Generate feature selection and parameter estimation results of a mbsts object. Provide means and standard deviations of parameter estimation results for selected features.

Usage

para.est(object, prob.threshold = 0.2)

# S4 method for mbsts para.est(object, prob.threshold = 0.2)

Value

A list with the following components

index

An array of feature selection results.

para.est.mean

An array of means of parameter estimation values of selected features.

para.est.sd

An array of standard deviations of parameter estimation values of selected features.

Arguments

object

An object of the mbsts class created by a call to the mbsts_function function.

prob.threshold

A numerical value used as the threshold to only include predictors whose inclusion probabilities are higher than it in the plot.

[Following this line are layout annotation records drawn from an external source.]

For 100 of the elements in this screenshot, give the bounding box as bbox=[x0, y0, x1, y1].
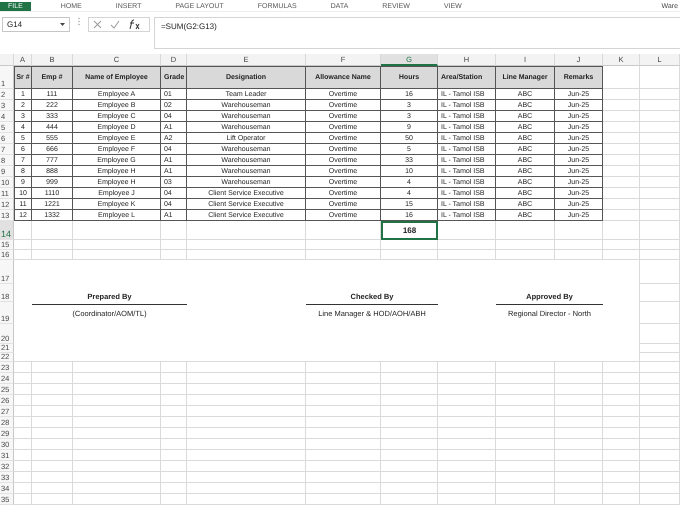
empty-cell[interactable] bbox=[555, 472, 603, 483]
empty-cell[interactable] bbox=[161, 395, 187, 406]
empty-cell[interactable] bbox=[187, 240, 306, 250]
empty-cell[interactable] bbox=[32, 362, 73, 373]
empty-cell[interactable] bbox=[603, 155, 640, 166]
empty-cell[interactable] bbox=[640, 353, 680, 362]
empty-cell[interactable] bbox=[32, 450, 73, 461]
empty-cell[interactable] bbox=[161, 221, 187, 240]
empty-cell[interactable] bbox=[603, 417, 640, 428]
empty-cell[interactable] bbox=[187, 450, 306, 461]
empty-cell[interactable] bbox=[381, 472, 438, 483]
empty-cell[interactable] bbox=[73, 450, 161, 461]
empty-cell[interactable] bbox=[32, 472, 73, 483]
empty-cell[interactable] bbox=[640, 111, 680, 122]
empty-cell[interactable] bbox=[640, 428, 680, 439]
empty-cell[interactable] bbox=[32, 461, 73, 472]
empty-cell[interactable] bbox=[640, 439, 680, 450]
empty-cell[interactable] bbox=[306, 240, 381, 250]
empty-cell[interactable] bbox=[161, 428, 187, 439]
empty-cell[interactable] bbox=[496, 494, 555, 505]
empty-cell[interactable] bbox=[555, 373, 603, 384]
empty-cell[interactable] bbox=[640, 450, 680, 461]
empty-cell[interactable] bbox=[555, 406, 603, 417]
empty-cell[interactable] bbox=[640, 324, 680, 344]
empty-cell[interactable] bbox=[496, 384, 555, 395]
empty-cell[interactable] bbox=[187, 428, 306, 439]
empty-cell[interactable] bbox=[555, 417, 603, 428]
empty-cell[interactable] bbox=[640, 240, 680, 250]
empty-cell[interactable] bbox=[381, 450, 438, 461]
empty-cell[interactable] bbox=[187, 373, 306, 384]
empty-cell[interactable] bbox=[640, 494, 680, 505]
empty-cell[interactable] bbox=[161, 472, 187, 483]
empty-cell[interactable] bbox=[306, 483, 381, 494]
empty-cell[interactable] bbox=[306, 428, 381, 439]
empty-cell[interactable] bbox=[640, 472, 680, 483]
empty-cell[interactable] bbox=[306, 417, 381, 428]
empty-cell[interactable] bbox=[603, 210, 640, 221]
empty-cell[interactable] bbox=[73, 428, 161, 439]
empty-cell[interactable] bbox=[555, 384, 603, 395]
row-number[interactable]: 14 bbox=[0, 221, 14, 240]
empty-cell[interactable] bbox=[187, 483, 306, 494]
empty-cell[interactable] bbox=[187, 439, 306, 450]
empty-cell[interactable] bbox=[161, 461, 187, 472]
empty-cell[interactable] bbox=[161, 494, 187, 505]
empty-cell[interactable] bbox=[32, 221, 73, 240]
empty-cell[interactable] bbox=[438, 384, 496, 395]
empty-cell[interactable] bbox=[555, 439, 603, 450]
empty-cell[interactable] bbox=[381, 373, 438, 384]
function-icon[interactable] bbox=[128, 19, 141, 30]
empty-cell[interactable] bbox=[306, 221, 381, 240]
empty-cell[interactable] bbox=[73, 439, 161, 450]
empty-cell[interactable] bbox=[438, 450, 496, 461]
empty-cell[interactable] bbox=[161, 362, 187, 373]
empty-cell[interactable] bbox=[32, 250, 73, 260]
empty-cell[interactable] bbox=[640, 122, 680, 133]
empty-cell[interactable] bbox=[32, 428, 73, 439]
empty-cell[interactable] bbox=[496, 472, 555, 483]
empty-cell[interactable] bbox=[603, 221, 640, 240]
empty-cell[interactable] bbox=[381, 439, 438, 450]
empty-cell[interactable] bbox=[73, 250, 161, 260]
empty-cell[interactable] bbox=[161, 240, 187, 250]
empty-cell[interactable] bbox=[381, 240, 438, 250]
empty-cell[interactable] bbox=[603, 100, 640, 111]
empty-cell[interactable] bbox=[161, 406, 187, 417]
empty-cell[interactable] bbox=[603, 166, 640, 177]
empty-cell[interactable] bbox=[306, 362, 381, 373]
empty-cell[interactable] bbox=[73, 406, 161, 417]
empty-cell[interactable] bbox=[640, 177, 680, 188]
empty-cell[interactable] bbox=[640, 461, 680, 472]
empty-cell[interactable] bbox=[381, 417, 438, 428]
empty-cell[interactable] bbox=[32, 240, 73, 250]
empty-cell[interactable] bbox=[161, 250, 187, 260]
empty-cell[interactable] bbox=[32, 494, 73, 505]
empty-cell[interactable] bbox=[603, 111, 640, 122]
empty-cell[interactable] bbox=[640, 155, 680, 166]
empty-cell[interactable] bbox=[603, 144, 640, 155]
empty-cell[interactable] bbox=[73, 494, 161, 505]
empty-cell[interactable] bbox=[73, 221, 161, 240]
empty-cell[interactable] bbox=[438, 494, 496, 505]
empty-cell[interactable] bbox=[603, 483, 640, 494]
empty-cell[interactable] bbox=[640, 199, 680, 210]
empty-cell[interactable] bbox=[603, 439, 640, 450]
empty-cell[interactable] bbox=[603, 199, 640, 210]
empty-cell[interactable] bbox=[187, 221, 306, 240]
empty-cell[interactable] bbox=[555, 450, 603, 461]
empty-cell[interactable] bbox=[603, 461, 640, 472]
empty-cell[interactable] bbox=[381, 406, 438, 417]
empty-cell[interactable] bbox=[161, 483, 187, 494]
empty-cell[interactable] bbox=[438, 373, 496, 384]
empty-cell[interactable] bbox=[496, 362, 555, 373]
empty-cell[interactable] bbox=[73, 373, 161, 384]
empty-cell[interactable] bbox=[603, 122, 640, 133]
empty-cell[interactable] bbox=[555, 494, 603, 505]
empty-cell[interactable] bbox=[640, 406, 680, 417]
empty-cell[interactable] bbox=[555, 461, 603, 472]
empty-cell[interactable] bbox=[640, 384, 680, 395]
empty-cell[interactable] bbox=[306, 450, 381, 461]
empty-cell[interactable] bbox=[306, 494, 381, 505]
empty-cell[interactable] bbox=[496, 250, 555, 260]
empty-cell[interactable] bbox=[640, 284, 680, 302]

The default is 0.2.#' @param prob.threshold A numerical value used as the threshold to only include predictors whose inclusion probabilities are higher than it in the plot. The default value is 0.2.

References

Qiu, Jammalamadaka and Ning (2018), Multivariate Bayesian Structural Time Series Model, Journal of Machine Learning Research 19.68: 1-33.

Ning and Qiu (2021), The mbsts package: Multivariate Bayesian Structural Time Series Models in R.

Jammalamadaka, Qiu and Ning (2019), Predicting a Stock Portfolio with the Multivariate Bayesian Structural Time Series Model: Do News or Emotions Matter?, International Journal of Artificial Intelligence, Vol. 17, Number 2.